Arthur Rimbaud. Poésies complètes : exemplaires d'épreuves
Exemplaire comportant les poèmes en premières épreuves (19-20 juillet 1895) en vue de la seconde édition collective. La préface est de Paul Verlaine, Arthur Rimbaud ; Paul Verlaine
Paul Verlaine., Arthur Rimbaud ; Paul Verlaine, France, 1895.
Manuscrits, tapuscrits
BnF, Réserve des livres rares, Rés. p.Ye. 1649.

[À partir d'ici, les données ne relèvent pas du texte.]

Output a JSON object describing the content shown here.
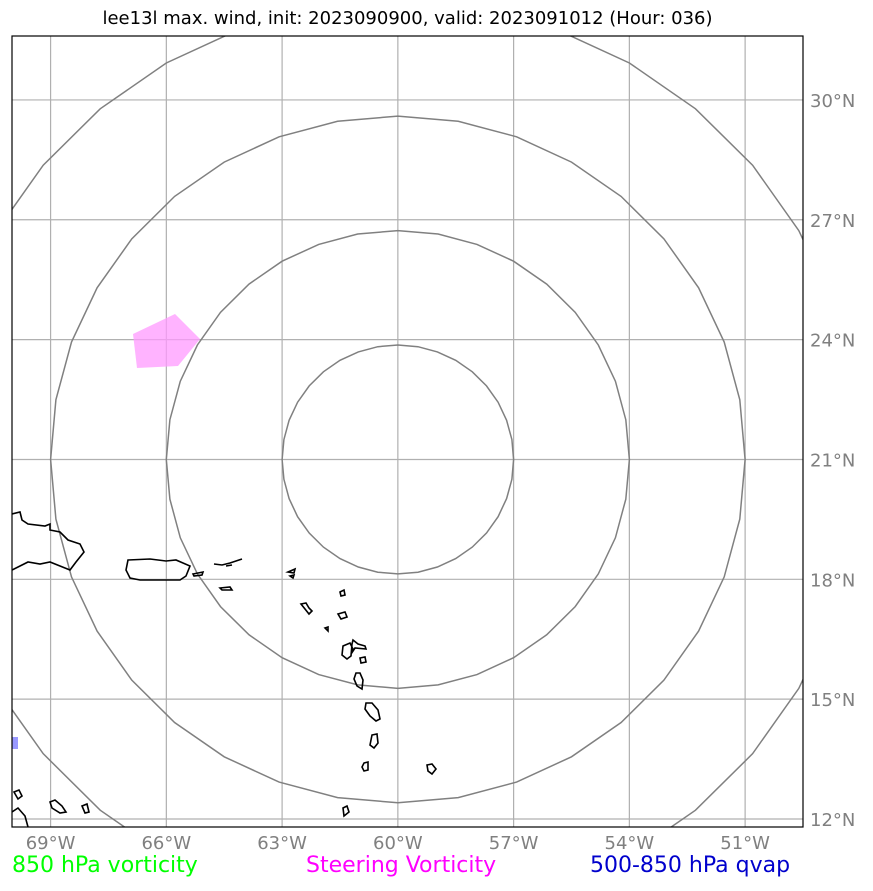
{
  "title": "lee13l max. wind, init: 2023090900, valid: 2023091012 (Hour: 036)",
  "map": {
    "lon_range": [
      -70,
      -49.5
    ],
    "lat_range": [
      11.8,
      31.6
    ],
    "lon_ticks": [
      {
        "value": -69,
        "label": "69°W"
      },
      {
        "value": -66,
        "label": "66°W"
      },
      {
        "value": -63,
        "label": "63°W"
      },
      {
        "value": -60,
        "label": "60°W"
      },
      {
        "value": -57,
        "label": "57°W"
      },
      {
        "value": -54,
        "label": "54°W"
      },
      {
        "value": -51,
        "label": "51°W"
      }
    ],
    "lat_ticks": [
      {
        "value": 30,
        "label": "30°N"
      },
      {
        "value": 27,
        "label": "27°N"
      },
      {
        "value": 24,
        "label": "24°N"
      },
      {
        "value": 21,
        "label": "21°N"
      },
      {
        "value": 18,
        "label": "18°N"
      },
      {
        "value": 15,
        "label": "15°N"
      },
      {
        "value": 12,
        "label": "12°N"
      }
    ],
    "range_rings_center": {
      "lon": -60,
      "lat": 21
    },
    "range_ring_radii_deg": [
      3,
      6,
      9,
      12
    ],
    "colors": {
      "grid": "#b0b0b0",
      "rings": "#808080",
      "coast": "#000000",
      "steering_vorticity": "#ff99ff",
      "qvap": "#8080ff"
    }
  },
  "legend": {
    "vorticity_850": {
      "label": "850 hPa vorticity",
      "color": "#00ff00"
    },
    "steering": {
      "label": "Steering Vorticity",
      "color": "#ff00ff"
    },
    "qvap": {
      "label": "500-850 hPa qvap",
      "color": "#0000cc"
    }
  }
}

© Bibliothèque nationale de France
Jusqu'à la publication par Paul Verlaine, en 1884, des Poètes maudits, suivie deux ans plus tard par l'édition, dans la revue La Vogue, des Illuminations, l'œuvre d'Arthur Rimbaud était ignorée. Certes, Une saison en enfer avait bien été imprimé en 1873, mais longtemps seuls six exemplaires de cette édition circulèrent, dont celui de Verlaine qui, au début de 1875, eut un moment entre ses mains la plus grande partie d'une œuvre qu'il ne se pressa pas d'abord de faire connaître. Ayant prêté fort légèrement à son beau-frère les manuscrits des poèmes de 1872 et celui des Illuminations, qu'il ne put jamais récupérer, il lui fallut même, au moment des Poètes maudits, emprunter à d'autres les six poèmes inédits qu'il y publia. Toute une génération découvrit Rimbaud grâce à ce livre, et notamment un jeune homme, Rodolphe Darzens, qui devint pendant quelques années le plus actif découvreur de manuscrits rimbaldiens, au point de présenter en 1891, sous le titre de Reliquaire, le premier recueil des poésies. Verlaine dut penser alors que c'en était fini du projet qu'il avait chez Vanier d'un "Rimbaud complet". Heureusement pour lui, l'éditeur Genonceaux bâcla si bien Reliquaire que Darzens en obtint la saisie, sa préface, inachevée, ayant été publiée sans son accord. La route semblait dégagée quand Isabelle Rimbaud annonça, au début de 1892, qu'elle interdirait toute publication des textes de son frère, mort depuis quelques mois, et toute préface qui n'aurait pas son aval. Négocier avec elle s'avérant inutile, Vanier préféra laisser dormir l'affaire jusqu'en juillet 1895, quand Isabelle, de guerre lasse, céda, mais à la condition que son point de vue - Rimbaud mort "comme un saint avec une foi convaincue" - fit l'objet d'une notice en tête du volume. Outre les corrections de Verlaine à sa préface, qu'il livra en hâte le 28 août 1895, ces épreuves nous révèlent les étranges hésitations de Vanier, qui d'abord garda le titre de Reliquaire et la préface de Darzens, puis décida de supprimer tout préliminaire, avant de s'adresser enfin pour cela à Verlaine. On comprend mieux que celui-ci ait pris quelque distance avec un recueil dont il n'avait pas été le maître, mais sans rien céder pour autant aux exigences d'Isabelle. Son texte préserve l'essentiel jusqu'à la dernière phrase sur Rimbaud, "mort jeune [...] mais dans son vœu bien formulé d'indépendance et de haut dédain de n'importe quelle adhésion à ce qu'il ne lui plaisait pas de faire ni d'être". A. C.